This repository contains all of the grafana dashboards, prometheus rules and alerts used by the Ceph team.
It mainly relies on Jsonnet and Prometheus mixins to generate the dashboards and the Prometheus alerts/rules.
All the external Jsonnet dependencies are handled by jsonnet-bundler.
To generate the dashboards and the Prometheus rules/alerts you need to install
jsonnet
, jsonnet-bundler
and install the jsonnet dependencies with jb install
. Then you can run make
which will generate dashboards_out/
,
alerts.yaml
and rules.yaml
.
In case you want to update a dependency, you need to update jsonnetfile.json
and then update the lock file by invoking the jsonnet-bundler (i.e. with jb update
).
If you want to add a mixin you would need to add a file in
mixins/${mixin_name}.libsonnet
where you would import the external mixin and
update the config as you want (see mixins/node-mixin
for an example).

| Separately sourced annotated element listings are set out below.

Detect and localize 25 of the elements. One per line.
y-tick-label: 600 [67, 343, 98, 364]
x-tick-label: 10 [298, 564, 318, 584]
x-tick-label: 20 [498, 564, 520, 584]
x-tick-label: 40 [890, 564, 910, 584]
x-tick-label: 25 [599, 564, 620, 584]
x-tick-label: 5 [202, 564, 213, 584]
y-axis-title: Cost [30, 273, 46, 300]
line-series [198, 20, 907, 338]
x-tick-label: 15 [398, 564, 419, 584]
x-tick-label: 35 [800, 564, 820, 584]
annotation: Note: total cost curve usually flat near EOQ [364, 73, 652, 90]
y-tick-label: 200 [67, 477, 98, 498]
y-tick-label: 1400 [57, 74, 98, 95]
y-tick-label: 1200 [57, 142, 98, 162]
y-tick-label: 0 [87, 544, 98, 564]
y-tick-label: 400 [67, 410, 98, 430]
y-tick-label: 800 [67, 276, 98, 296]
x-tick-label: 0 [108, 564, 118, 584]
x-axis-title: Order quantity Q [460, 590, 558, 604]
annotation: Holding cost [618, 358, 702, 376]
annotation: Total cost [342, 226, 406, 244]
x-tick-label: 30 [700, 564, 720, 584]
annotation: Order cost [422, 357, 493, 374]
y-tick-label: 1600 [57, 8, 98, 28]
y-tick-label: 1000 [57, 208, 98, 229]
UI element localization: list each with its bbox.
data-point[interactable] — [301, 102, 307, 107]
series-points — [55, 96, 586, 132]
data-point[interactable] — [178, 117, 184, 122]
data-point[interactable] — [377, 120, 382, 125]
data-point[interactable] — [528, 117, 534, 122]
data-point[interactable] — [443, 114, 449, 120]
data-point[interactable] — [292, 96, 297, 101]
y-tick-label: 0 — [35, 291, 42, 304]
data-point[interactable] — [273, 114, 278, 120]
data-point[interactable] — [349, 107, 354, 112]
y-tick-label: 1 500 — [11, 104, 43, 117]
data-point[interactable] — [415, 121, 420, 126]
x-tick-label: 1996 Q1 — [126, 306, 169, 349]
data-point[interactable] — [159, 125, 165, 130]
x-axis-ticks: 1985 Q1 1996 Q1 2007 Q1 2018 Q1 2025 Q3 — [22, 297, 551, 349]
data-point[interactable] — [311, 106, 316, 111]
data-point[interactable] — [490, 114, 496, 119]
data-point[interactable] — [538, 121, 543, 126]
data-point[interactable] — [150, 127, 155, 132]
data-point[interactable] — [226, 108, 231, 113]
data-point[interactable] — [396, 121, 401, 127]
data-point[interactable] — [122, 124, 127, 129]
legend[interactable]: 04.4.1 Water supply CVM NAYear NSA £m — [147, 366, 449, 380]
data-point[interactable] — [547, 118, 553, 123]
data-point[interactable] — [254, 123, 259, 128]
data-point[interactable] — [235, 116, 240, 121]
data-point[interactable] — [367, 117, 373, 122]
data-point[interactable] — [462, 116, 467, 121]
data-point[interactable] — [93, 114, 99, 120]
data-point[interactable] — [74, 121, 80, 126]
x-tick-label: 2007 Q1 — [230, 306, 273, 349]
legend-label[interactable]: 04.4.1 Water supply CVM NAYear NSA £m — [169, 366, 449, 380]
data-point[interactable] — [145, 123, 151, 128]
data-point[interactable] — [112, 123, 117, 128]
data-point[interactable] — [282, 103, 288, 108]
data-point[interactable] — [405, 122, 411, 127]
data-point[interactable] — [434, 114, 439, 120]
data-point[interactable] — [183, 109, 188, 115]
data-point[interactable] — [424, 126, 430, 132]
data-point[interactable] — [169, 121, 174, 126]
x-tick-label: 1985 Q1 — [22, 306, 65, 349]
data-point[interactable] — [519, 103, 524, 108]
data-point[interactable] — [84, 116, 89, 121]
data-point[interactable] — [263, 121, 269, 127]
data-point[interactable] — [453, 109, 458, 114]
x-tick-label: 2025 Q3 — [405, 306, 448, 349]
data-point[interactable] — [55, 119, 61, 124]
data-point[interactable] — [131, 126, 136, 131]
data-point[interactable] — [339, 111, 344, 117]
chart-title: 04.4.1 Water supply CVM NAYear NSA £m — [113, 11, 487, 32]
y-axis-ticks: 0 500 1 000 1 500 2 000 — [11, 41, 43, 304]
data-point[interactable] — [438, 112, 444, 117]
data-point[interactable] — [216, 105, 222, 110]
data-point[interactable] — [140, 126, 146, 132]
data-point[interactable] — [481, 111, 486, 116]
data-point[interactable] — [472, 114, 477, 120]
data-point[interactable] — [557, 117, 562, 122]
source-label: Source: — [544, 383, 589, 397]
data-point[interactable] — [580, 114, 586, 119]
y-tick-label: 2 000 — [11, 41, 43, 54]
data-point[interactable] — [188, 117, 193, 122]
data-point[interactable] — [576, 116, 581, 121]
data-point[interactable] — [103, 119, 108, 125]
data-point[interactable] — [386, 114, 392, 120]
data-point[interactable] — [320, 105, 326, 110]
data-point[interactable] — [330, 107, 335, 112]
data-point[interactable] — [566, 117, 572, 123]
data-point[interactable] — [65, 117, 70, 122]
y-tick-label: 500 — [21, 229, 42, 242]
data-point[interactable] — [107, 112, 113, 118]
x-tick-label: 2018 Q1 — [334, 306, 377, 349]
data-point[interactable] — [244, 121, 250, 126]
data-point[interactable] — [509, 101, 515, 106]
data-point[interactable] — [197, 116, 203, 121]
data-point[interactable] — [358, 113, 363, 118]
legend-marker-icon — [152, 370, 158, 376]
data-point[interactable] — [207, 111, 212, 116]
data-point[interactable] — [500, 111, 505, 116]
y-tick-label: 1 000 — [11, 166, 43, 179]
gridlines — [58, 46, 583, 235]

Then you
can add the mixin in mixins.libsonnet
.
For internal dashboards/alerts/rules related to Ceph we have our own mixin in
mixins/cern-ceph-mixin/
, before creating anything here please check for an existing
open source mixin.
The dashboards are deployed with Terraform (see the terraform/
folder) to
monit-grafana as the production
environment and monit-grafana-dev as
the qa environment (deployed on every PR, state here represent the latest
pipeline run on PR/main). Dashboards should not be edited manually on
Grafana, if you want to test a dashboard please copy an existing dashboard or
create a new one.
Once they reach the main branch, alerts/rules are automatically pushed to the
ceph hostgroup in a PR(see utils/make_mr.py
). Alerts and rules in the
hostgroup should not be edited manually.